I think the reason for the word "relativity" should be explained on this page. What is relative, and why?
- appears to be done.
Regarding a recent change to this article--I'm no physicist, but I always thought that relativity states that mass increases as velocity approaches the speed of light. Am I wrong on this?
Rest mass is a constant, but mass itself indeed increases in such a way that one can never accelerate an object beyond c.
I'd like very much to hear about the twins paradox[?]. Never been much comfortable with that one.
The basic non-symmetry is that one twin must accelerate to return to the other to compare ages face-to-face. Whilst they are in inertial frames, it holds. Dave McKee
Indeed, so it is not really a paradox (as is also the case for many so-called paradoxes). The twin that goes into the spaceship will be younger when arriving back, which is possible (and easy!) to describe with special relativity in the frame of the twin at Earth, but you'll need general relativity to describe correctly in the frame of the traveling twin, only to get the same result in a harder way, of course. -- JBC
It's a convention, not an absolute. In the way that mass is used currently in physics, it's an invariant between reference frames, i.e. it doesn't change with velocity. Mass = "rest mass", and "relativistic mass" is not used. There is an alternate formulation of relativity that uses the concept of "relativistic mass" because using it lets you keep using some familiar Newtonian mechanics (e.g. F=m
r a). But the invariant mass approach turns out to be somewhat easier to generalise into GR, so that's what basically everyone uses now.

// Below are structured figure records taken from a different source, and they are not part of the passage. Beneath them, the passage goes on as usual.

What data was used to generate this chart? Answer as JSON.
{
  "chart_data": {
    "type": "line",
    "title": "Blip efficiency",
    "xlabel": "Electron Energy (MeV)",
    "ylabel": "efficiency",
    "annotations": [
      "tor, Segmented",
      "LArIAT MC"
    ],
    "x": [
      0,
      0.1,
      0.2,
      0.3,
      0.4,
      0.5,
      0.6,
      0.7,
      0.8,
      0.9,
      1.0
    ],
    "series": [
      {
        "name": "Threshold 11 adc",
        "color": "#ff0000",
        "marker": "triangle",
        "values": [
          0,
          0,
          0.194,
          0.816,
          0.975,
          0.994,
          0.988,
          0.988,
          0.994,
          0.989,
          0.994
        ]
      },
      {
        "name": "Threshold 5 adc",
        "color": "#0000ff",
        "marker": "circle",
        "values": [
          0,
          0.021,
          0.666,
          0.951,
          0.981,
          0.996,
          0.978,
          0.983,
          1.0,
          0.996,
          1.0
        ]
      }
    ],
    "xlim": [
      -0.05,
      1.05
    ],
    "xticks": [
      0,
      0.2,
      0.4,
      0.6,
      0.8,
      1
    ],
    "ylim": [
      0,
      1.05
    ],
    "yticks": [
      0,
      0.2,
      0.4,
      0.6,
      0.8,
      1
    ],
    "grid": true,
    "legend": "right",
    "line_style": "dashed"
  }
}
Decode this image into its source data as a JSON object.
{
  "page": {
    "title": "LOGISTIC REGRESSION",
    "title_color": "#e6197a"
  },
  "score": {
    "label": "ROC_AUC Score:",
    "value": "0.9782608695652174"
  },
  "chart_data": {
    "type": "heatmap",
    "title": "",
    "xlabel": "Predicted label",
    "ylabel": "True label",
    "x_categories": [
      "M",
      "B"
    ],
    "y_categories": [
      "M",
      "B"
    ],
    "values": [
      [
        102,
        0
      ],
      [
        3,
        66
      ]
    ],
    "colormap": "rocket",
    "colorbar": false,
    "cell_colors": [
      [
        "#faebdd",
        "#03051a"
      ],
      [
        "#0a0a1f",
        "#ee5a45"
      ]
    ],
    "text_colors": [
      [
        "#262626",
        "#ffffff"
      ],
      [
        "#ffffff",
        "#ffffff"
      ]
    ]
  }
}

You'll still find "relativistic mass" in some textbooks (e.g., Feynman's Lectures on Physics) and in a lot of popularisations (I think it's in "A Brief History of Time"), but not in, say, graduate level textbooks and research papers.
For more on this, see [
http://www2.corepower.com:8080/~relfaq/mass]. Come to think of it, this should probably be written up in mass. -- DrBob
I remember reading once upon a time in some primary school-level book on relativity that if you approached a black hole you might never experience enterring it due to time dilation -- as you approach it your velocity approaches c, but time dilation reduces subjective time to the point you never enter it. Is this true, or is this just some mangled garbage? --
SJK
That happens according to a frame of reference far from the black hole. in your frame, you are swallowed in a finite time. (from what i remember)--
AN
Galileo was actually the fella who first proposed a relativity principle. I would like to (1) redo the article to review the various relativity principles or postulates. (2) Remove material that duplicates material in the Special Relativity and General Relativity entries and replace the removed stuff with links to them. (3) In short, do a more general treatment that links to more specific entries.
If there is no objection, I will replace the entry with my revision on the 16th of August, this month.
- change of mind August 20 - I think I will do a separate article on The Principle of Relativity ( new article ).